One dawn she knew by Roy’s breathing that he was awake. Every muscle was taut as he pulled away, as if to touch her was defilement. No use saying what they had been like not long before, because he could not remember. She was a disgusting object because of a cracked ankle, because she had drunk too much and been sick behind a chapel, and because she had led an expedition to look at Jesus. She lay thinking it over until the dawn birds stopped and then she sat up on the edge of the bed, feeling absolutely out of place because she was undressed. She pulled clothes on as fast as she could and packed whatever seemed important. After she had pushed her suitcase out the door, she remembered the wooden bowls and the poster. These she took along the path and threw in the Reeves’ foul incinerator, as if to get rid of all traces of witchery, goodness, and love. She realized she was leaving, a decision as final and as stunning as her having crossed the promenade in Nice with Roy’s hand on her arm.
She said through the white netting over the door, “I’m sorry, Roy.” It was not enough; she added, “I’m sorry I don’t understand you more.” The stillness worried her. She limped near and bent over him. He was holding his breath, like a child in temper. She said softly, “I could stay a bit longer.” No answer. She said, “Of course, my foot will get better, but then you might find something else the matter with me.” Still no answer, except that he began breathing. Nothing was wrong except that he was cruel, lunatic, Fascist — No, not even that. Nothing was wrong except that he did not love her. That was all.
She lugged her suitcase as far as the road and sat down beside it. Overnight a pocket of liquid the size of a lemon had formed near the anklebone. Her father would say it was all her own fault again. Why? Was it Sarah’s fault that she had all this loving capital to invest? What was she supposed to do with it? Even if she always ended up sitting outside a gate somewhere, was she any the worse for it? The only thing wrong now was the pain she felt, not of her ankle but in her stomach. Her stomach felt as if it was filled up with old oyster shells. Yes, a load of old, ugly, used-up shells was what she had for stuffing. She had to take care not to breathe too deeply, because the shells scratched. In her research for Professor Downcast she had learned that one could be alcoholic, crippled, afraid of dying and of being poor, and she knew these things waited for everyone, even Sarah; but nothing had warned her that one day she would not be loved.
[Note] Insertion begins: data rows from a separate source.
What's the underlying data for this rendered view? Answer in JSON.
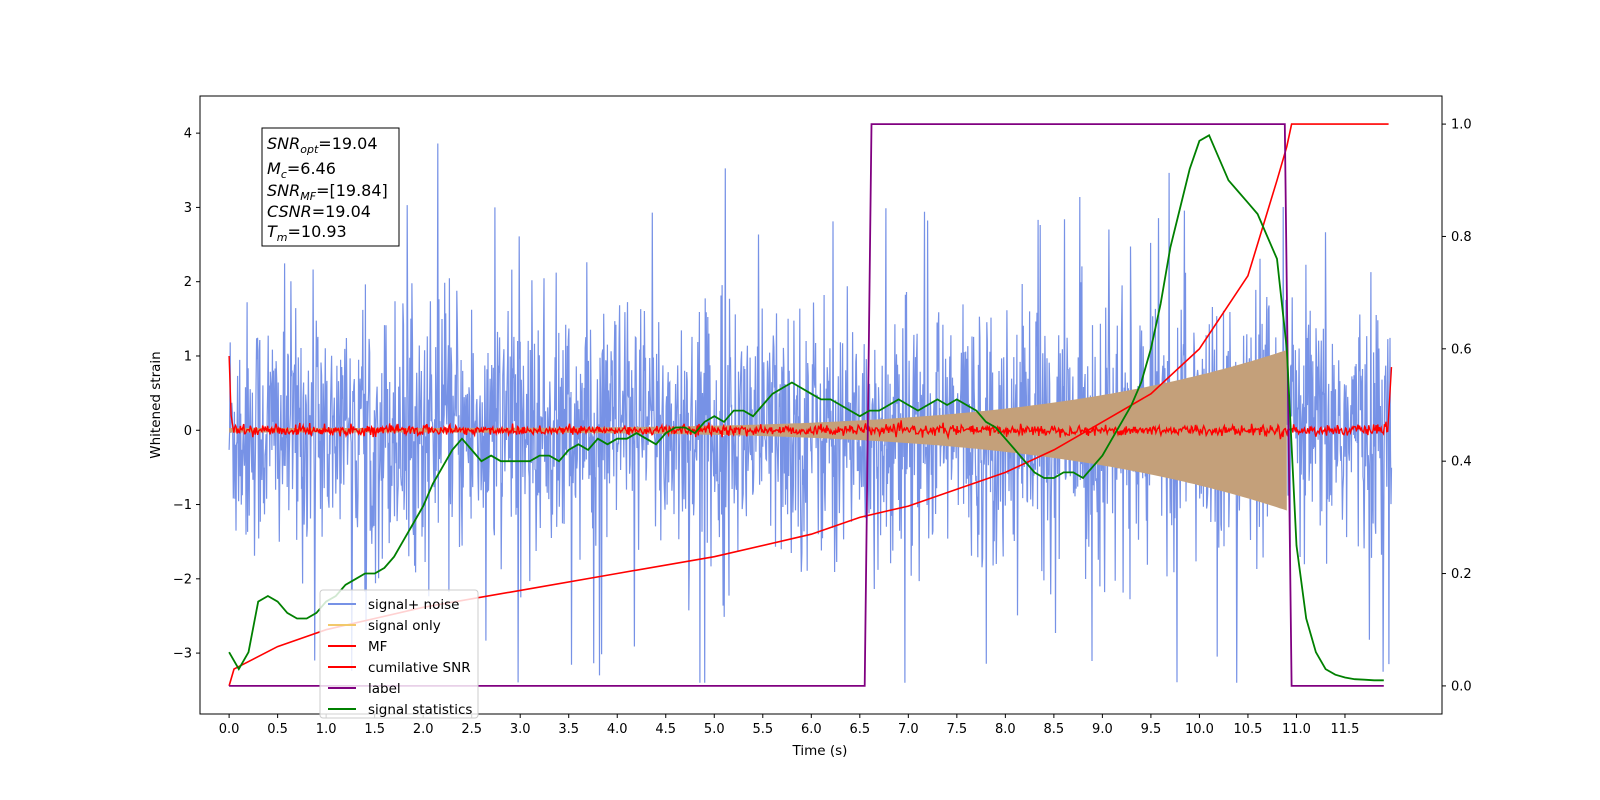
{
  "chart_data": {
    "type": "line",
    "title": "",
    "xlabel": "Time (s)",
    "ylabel": "Whitened strain",
    "xlim": [
      -0.3,
      12.5
    ],
    "ylim": [
      -3.82,
      4.5
    ],
    "y2lim": [
      -0.05,
      1.05
    ],
    "xticks": [
      "0.0",
      "0.5",
      "1.0",
      "1.5",
      "2.0",
      "2.5",
      "3.0",
      "3.5",
      "4.0",
      "4.5",
      "5.0",
      "5.5",
      "6.0",
      "6.5",
      "7.0",
      "7.5",
      "8.0",
      "8.5",
      "9.0",
      "9.5",
      "10.0",
      "10.5",
      "11.0",
      "11.5"
    ],
    "yticks": [
      "4",
      "3",
      "2",
      "1",
      "0",
      "−1",
      "−2",
      "−3"
    ],
    "y2ticks": [
      "1.0",
      "0.8",
      "0.6",
      "0.4",
      "0.2",
      "0.0"
    ],
    "annotation": {
      "snr_opt_base": "SNR",
      "snr_opt_sub": "opt",
      "snr_opt_val": "=19.04",
      "mc_base": "M",
      "mc_sub": "c",
      "mc_val": "=6.46",
      "snr_mf_base": "SNR",
      "snr_mf_sub": "MF",
      "snr_mf_val": "=[19.84]",
      "csnr_base": "CSNR",
      "csnr_val": "=19.04",
      "tm_base": "T",
      "tm_sub": "m",
      "tm_val": "=10.93"
    },
    "legend": {
      "position": "lower-left",
      "entries": [
        {
          "label": "signal+ noise",
          "color": "#7792e6"
        },
        {
          "label": "signal only",
          "color": "#f2c96b"
        },
        {
          "label": "MF",
          "color": "#ff0000"
        },
        {
          "label": "cumilative SNR",
          "color": "#ff0000"
        },
        {
          "label": "label",
          "color": "#800080"
        },
        {
          "label": "signal statistics",
          "color": "#008000"
        }
      ]
    },
    "series": [
      {
        "name": "signal+ noise",
        "axis": "left",
        "color": "#7792e6",
        "description_range": [
          -3.4,
          4.2
        ]
      },
      {
        "name": "signal only",
        "axis": "left",
        "color": "#c4a07a",
        "envelope": {
          "t_start": 0,
          "t_end": 10.9,
          "amp_end": 1.05
        }
      },
      {
        "name": "MF",
        "axis": "left",
        "color": "#ff0000",
        "start_value": 1.0,
        "end_value": 0.85
      },
      {
        "name": "cumilative SNR",
        "axis": "right",
        "x": [
          0,
          0.05,
          0.5,
          1,
          2,
          3,
          4,
          5,
          6,
          6.5,
          7,
          7.5,
          8,
          8.5,
          9,
          9.5,
          10,
          10.5,
          10.8,
          10.9,
          10.95,
          11.95
        ],
        "y": [
          0,
          0.03,
          0.07,
          0.1,
          0.14,
          0.17,
          0.2,
          0.23,
          0.27,
          0.3,
          0.32,
          0.35,
          0.38,
          0.42,
          0.47,
          0.52,
          0.6,
          0.73,
          0.9,
          0.96,
          1.0,
          1.0
        ]
      },
      {
        "name": "label",
        "axis": "right",
        "x": [
          0,
          6.55,
          6.62,
          10.88,
          10.95,
          11.9
        ],
        "y": [
          0,
          0,
          1,
          1,
          0,
          0
        ]
      },
      {
        "name": "signal statistics",
        "axis": "right",
        "x": [
          0,
          0.1,
          0.2,
          0.3,
          0.4,
          0.5,
          0.6,
          0.7,
          0.8,
          0.9,
          1.0,
          1.1,
          1.2,
          1.3,
          1.4,
          1.5,
          1.6,
          1.7,
          1.8,
          1.9,
          2.0,
          2.1,
          2.2,
          2.3,
          2.4,
          2.5,
          2.6,
          2.7,
          2.8,
          2.9,
          3.0,
          3.1,
          3.2,
          3.3,
          3.4,
          3.5,
          3.6,
          3.7,
          3.8,
          3.9,
          4.0,
          4.1,
          4.2,
          4.3,
          4.4,
          4.5,
          4.6,
          4.7,
          4.8,
          4.9,
          5.0,
          5.1,
          5.2,
          5.3,
          5.4,
          5.5,
          5.6,
          5.7,
          5.8,
          5.9,
          6.0,
          6.1,
          6.2,
          6.3,
          6.4,
          6.5,
          6.6,
          6.7,
          6.8,
          6.9,
          7.0,
          7.1,
          7.2,
          7.3,
          7.4,
          7.5,
          7.6,
          7.7,
          7.8,
          7.9,
          8.0,
          8.1,
          8.2,
          8.3,
          8.4,
          8.5,
          8.6,
          8.7,
          8.8,
          8.9,
          9.0,
          9.1,
          9.2,
          9.3,
          9.4,
          9.5,
          9.6,
          9.7,
          9.8,
          9.9,
          10.0,
          10.1,
          10.2,
          10.3,
          10.4,
          10.5,
          10.6,
          10.7,
          10.8,
          10.9,
          11.0,
          11.1,
          11.2,
          11.3,
          11.4,
          11.5,
          11.6,
          11.7,
          11.8,
          11.9
        ],
        "y": [
          0.06,
          0.03,
          0.06,
          0.15,
          0.16,
          0.15,
          0.13,
          0.12,
          0.12,
          0.13,
          0.15,
          0.16,
          0.18,
          0.19,
          0.2,
          0.2,
          0.21,
          0.23,
          0.26,
          0.29,
          0.32,
          0.36,
          0.39,
          0.42,
          0.44,
          0.42,
          0.4,
          0.41,
          0.4,
          0.4,
          0.4,
          0.4,
          0.41,
          0.41,
          0.4,
          0.42,
          0.43,
          0.42,
          0.44,
          0.43,
          0.44,
          0.44,
          0.45,
          0.44,
          0.43,
          0.45,
          0.46,
          0.46,
          0.45,
          0.47,
          0.48,
          0.47,
          0.49,
          0.49,
          0.48,
          0.5,
          0.52,
          0.53,
          0.54,
          0.53,
          0.52,
          0.51,
          0.51,
          0.5,
          0.49,
          0.48,
          0.49,
          0.49,
          0.5,
          0.51,
          0.5,
          0.49,
          0.5,
          0.51,
          0.5,
          0.51,
          0.5,
          0.49,
          0.47,
          0.46,
          0.44,
          0.42,
          0.4,
          0.38,
          0.37,
          0.37,
          0.38,
          0.38,
          0.37,
          0.39,
          0.41,
          0.44,
          0.47,
          0.5,
          0.54,
          0.6,
          0.68,
          0.78,
          0.85,
          0.92,
          0.97,
          0.98,
          0.94,
          0.9,
          0.88,
          0.86,
          0.84,
          0.8,
          0.76,
          0.6,
          0.25,
          0.12,
          0.06,
          0.03,
          0.02,
          0.015,
          0.012,
          0.011,
          0.01,
          0.01
        ]
      }
    ]
  }
}
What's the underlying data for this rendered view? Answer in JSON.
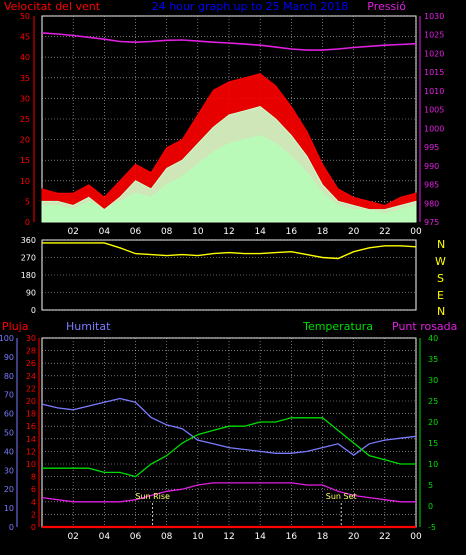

That was the meaning of “less privileged.” There was no other.
Now that she had vanished, Roy would probably get up, and shave, and stroll across to the Reeves, and share a good old fry-up. Then, his assurance regained, he would start prowling the bars and beaches, wearing worn immaculate whites, looking for a new, unblemished story. He would repeat the first soft words, “Don’t be frightened,” the charm, the gestures, the rituals, and the warning “It won’t always be lovely.” She saw him out in the open, in her remembered primrose light, before he was trapped in the tunnel again and had to play at death. “Roy’s new pickup,” the Reeves would bawl at each other. “I said, Roy’s new one … he hardly knows how to get rid of her.”
At that, Sarah opened her mouth and gave a great sobbing cry; only one, but it must have carried, for next thing she heard was the Reeves’ door, and, turning, she saw Tim in a dressing gown, followed by Meg in her parachute of a robe. Sarah stood up to face them. The sun was on her back. She clutched the iron bars of the gate because she had to stand like a stork again. From their side of it, Tim looked down at her suitcase. He said, “Do you want — are you waiting to be driven somewhere?”